La bacchetta di Renato Palumbo, senza mai perdere della consueta precisione, conquista per un senso pienamente “teatrale” che apre a squarci di ampio, levigato sinfonismo, così come a sequenze di grande sentimento. Le scene del secondo atto, particolarmente a rischio caricatura, sono invece accompagnate da un’intelligente concertazione, che evita qualsiasi leziosità pur caratterizzando perfettamente il mood dell’insieme, ricco di contrasti e di pathos, soprattutto nel duetto. L’Intermezzo, attesissimo, non delude le aspettative, grandioso e struggente, pieno di slancio eppure così intimo.
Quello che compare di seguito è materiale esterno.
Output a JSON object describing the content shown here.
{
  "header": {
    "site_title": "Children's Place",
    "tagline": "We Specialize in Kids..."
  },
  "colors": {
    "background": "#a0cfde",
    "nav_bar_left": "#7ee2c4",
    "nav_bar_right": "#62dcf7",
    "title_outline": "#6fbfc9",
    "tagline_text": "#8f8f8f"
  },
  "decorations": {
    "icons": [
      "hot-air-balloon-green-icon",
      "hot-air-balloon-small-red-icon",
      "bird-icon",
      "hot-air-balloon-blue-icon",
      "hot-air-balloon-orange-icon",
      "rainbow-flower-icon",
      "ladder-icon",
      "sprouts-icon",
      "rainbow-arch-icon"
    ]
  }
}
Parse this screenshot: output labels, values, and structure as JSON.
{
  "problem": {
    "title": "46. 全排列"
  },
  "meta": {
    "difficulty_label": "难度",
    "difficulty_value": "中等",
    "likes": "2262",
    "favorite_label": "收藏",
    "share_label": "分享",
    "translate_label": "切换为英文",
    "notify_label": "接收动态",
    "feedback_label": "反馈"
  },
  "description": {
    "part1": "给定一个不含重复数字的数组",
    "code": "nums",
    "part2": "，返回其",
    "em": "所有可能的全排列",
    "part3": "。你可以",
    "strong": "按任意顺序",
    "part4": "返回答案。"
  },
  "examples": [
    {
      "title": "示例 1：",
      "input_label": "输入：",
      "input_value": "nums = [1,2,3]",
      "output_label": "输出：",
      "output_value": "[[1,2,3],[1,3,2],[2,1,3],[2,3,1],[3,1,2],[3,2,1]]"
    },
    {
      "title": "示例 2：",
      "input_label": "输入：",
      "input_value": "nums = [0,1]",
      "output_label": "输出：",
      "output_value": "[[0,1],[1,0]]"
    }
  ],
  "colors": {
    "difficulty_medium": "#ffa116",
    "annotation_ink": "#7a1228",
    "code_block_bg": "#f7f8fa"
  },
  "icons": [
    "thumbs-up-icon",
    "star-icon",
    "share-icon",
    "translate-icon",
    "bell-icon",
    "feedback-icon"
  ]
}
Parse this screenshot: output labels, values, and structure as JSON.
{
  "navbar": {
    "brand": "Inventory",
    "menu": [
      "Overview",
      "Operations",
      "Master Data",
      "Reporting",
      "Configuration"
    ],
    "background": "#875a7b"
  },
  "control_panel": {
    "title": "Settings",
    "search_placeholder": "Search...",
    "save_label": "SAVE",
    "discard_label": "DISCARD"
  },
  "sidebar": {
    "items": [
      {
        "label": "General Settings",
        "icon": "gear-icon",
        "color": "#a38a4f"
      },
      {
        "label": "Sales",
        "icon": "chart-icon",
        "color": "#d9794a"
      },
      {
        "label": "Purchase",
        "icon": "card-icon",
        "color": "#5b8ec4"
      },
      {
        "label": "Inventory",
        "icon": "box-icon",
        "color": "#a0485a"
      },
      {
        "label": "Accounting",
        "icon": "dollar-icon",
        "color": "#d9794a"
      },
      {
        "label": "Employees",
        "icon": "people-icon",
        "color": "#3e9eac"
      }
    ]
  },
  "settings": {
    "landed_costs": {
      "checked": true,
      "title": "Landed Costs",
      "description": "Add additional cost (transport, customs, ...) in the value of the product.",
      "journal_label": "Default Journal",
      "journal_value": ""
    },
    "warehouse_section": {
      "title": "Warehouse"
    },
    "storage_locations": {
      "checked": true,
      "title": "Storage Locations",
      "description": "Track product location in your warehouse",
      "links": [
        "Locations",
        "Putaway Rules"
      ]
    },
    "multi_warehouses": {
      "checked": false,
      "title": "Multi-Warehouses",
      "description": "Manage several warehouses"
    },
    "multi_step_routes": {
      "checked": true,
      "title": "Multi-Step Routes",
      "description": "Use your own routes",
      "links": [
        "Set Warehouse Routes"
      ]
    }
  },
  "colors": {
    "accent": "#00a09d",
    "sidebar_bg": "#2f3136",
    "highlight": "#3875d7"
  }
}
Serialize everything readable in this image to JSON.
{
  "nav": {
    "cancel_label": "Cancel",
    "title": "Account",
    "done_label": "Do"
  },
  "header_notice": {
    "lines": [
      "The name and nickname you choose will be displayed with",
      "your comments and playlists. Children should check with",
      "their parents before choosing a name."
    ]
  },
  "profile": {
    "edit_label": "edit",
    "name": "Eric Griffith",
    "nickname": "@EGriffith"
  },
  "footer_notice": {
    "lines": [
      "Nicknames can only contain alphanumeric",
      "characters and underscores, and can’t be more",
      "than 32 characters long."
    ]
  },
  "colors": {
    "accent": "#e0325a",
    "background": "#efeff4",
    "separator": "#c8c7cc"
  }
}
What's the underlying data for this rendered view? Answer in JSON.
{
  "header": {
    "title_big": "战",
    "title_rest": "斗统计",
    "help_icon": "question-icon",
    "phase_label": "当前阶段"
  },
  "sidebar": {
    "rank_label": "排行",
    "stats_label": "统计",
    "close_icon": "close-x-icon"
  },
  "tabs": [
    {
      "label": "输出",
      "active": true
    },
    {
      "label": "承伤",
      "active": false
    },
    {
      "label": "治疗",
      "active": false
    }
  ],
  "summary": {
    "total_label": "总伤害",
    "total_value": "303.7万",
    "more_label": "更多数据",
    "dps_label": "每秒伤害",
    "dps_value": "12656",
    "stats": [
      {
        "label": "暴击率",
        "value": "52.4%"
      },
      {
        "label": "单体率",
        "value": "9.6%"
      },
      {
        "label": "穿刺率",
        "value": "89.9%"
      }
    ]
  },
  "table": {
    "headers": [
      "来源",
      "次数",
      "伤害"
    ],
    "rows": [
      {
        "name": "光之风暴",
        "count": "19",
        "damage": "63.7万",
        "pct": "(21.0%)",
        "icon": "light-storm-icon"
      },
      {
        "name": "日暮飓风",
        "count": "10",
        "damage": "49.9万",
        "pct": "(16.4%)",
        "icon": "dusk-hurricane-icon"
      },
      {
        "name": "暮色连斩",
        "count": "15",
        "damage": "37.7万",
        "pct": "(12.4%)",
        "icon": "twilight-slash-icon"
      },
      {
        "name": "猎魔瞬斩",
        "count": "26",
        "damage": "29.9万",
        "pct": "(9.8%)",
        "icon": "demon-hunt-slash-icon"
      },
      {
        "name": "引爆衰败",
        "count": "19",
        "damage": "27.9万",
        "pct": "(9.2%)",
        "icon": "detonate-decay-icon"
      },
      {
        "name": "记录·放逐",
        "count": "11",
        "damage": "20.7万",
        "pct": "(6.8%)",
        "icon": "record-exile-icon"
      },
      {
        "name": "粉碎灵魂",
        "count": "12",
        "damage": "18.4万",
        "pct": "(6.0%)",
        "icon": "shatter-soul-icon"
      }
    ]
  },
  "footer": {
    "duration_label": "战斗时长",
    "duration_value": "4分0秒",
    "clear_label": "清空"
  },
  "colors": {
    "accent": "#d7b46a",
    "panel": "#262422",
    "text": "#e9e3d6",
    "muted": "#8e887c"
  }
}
I colori e gli impasti sono scintillanti e ben modulati in accordo con le scene, e le voci sono sostenute con chiarezza ed attenzione, per quanto a volte i volumi vadano a sovrastarle (specie nell’atto I). L’Orchestra del Teatro Regio, as usual, è pronta ad ogni richiesta e ben preparata, con suoni lucenti, vividi, pieni.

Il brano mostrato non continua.